Muito se tem ouvido falar sobre dados, exposições e vazamentos, o que fazer para proteger as informações e, principalmente, a quem pertencem os dados. A Lei Geral de Proteção de Dados trouxe conceito de dados pessoais e sensíveis, contudo, nada falou sobre os dados bancários que são de suma relevância, caso haja algum tipo de vazamento por parte das Instituições Bancárias.Ciente disso e com base no que a União Europeia vem desenvolvendo, o Banco Central do Brasil, publicou o Comunicado nº 33.455, em 24 de abril de 2019, tratando dos "requisitos fundamentais para a implementação, no Brasil, do Sistema Financeiro Aberto (Open Banking), que abrangem o objetivo, a definição, o escopo do modelo, a estratégia de regulação e as ações para sua implementação". A função do Open Banking é permitir aos titulares de conta bancária compartilhar os dados entre diferentes instituições autorizadas pelo Banco Central e movimentar diferentes contas a partir de plataformas diversas e não apenas pelo aplicativo ou site do banco, permitindo uma maior competição entre as instituições bancárias.
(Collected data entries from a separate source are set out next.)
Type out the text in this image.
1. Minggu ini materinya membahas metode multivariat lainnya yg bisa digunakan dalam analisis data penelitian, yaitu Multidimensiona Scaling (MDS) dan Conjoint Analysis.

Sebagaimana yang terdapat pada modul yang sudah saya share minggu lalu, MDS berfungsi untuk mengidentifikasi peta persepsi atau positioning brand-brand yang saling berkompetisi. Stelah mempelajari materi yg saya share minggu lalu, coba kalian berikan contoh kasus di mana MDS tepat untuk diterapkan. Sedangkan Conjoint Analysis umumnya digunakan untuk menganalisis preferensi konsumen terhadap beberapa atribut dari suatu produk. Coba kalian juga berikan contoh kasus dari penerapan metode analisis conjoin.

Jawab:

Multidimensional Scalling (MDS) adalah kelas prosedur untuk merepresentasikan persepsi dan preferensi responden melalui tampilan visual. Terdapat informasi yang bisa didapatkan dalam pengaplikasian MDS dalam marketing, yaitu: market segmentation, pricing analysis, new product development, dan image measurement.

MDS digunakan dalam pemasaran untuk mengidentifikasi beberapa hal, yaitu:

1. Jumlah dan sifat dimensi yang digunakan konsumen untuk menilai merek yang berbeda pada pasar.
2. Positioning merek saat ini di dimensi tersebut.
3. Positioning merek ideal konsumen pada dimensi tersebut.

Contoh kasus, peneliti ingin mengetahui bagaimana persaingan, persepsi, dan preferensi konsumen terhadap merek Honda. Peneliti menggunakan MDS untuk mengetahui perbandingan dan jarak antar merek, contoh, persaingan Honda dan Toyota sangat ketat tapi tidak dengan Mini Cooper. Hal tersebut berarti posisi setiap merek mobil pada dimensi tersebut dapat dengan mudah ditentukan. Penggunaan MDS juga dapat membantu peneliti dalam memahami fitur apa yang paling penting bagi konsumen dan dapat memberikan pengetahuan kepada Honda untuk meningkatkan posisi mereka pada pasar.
Nesse sentido, o Banco Central do Brasil disponibilizou em 28 de novembro de 2019, consulta pública para colher sugestões para o sandbox regulatório com prazo que se encerrou em 31 de janeiro de 2020 contou com sugestões de diversas entidades como a AMBIMA, Serasa Experian, Câmara Brasileira de Comércio Eletrônico, entre outros. Assim, o Banco Central deverá implementar o Open Banking alinhado às normas da Lei Geral de Proteção de Dados e que servirá de base para novos produtos financeiros e certo da proteção dos dados bancários. Fonte: Cinthya Imano Vicente Ribeiro é especialista em Direito Processual Civil e mestrando em Direito Comercial.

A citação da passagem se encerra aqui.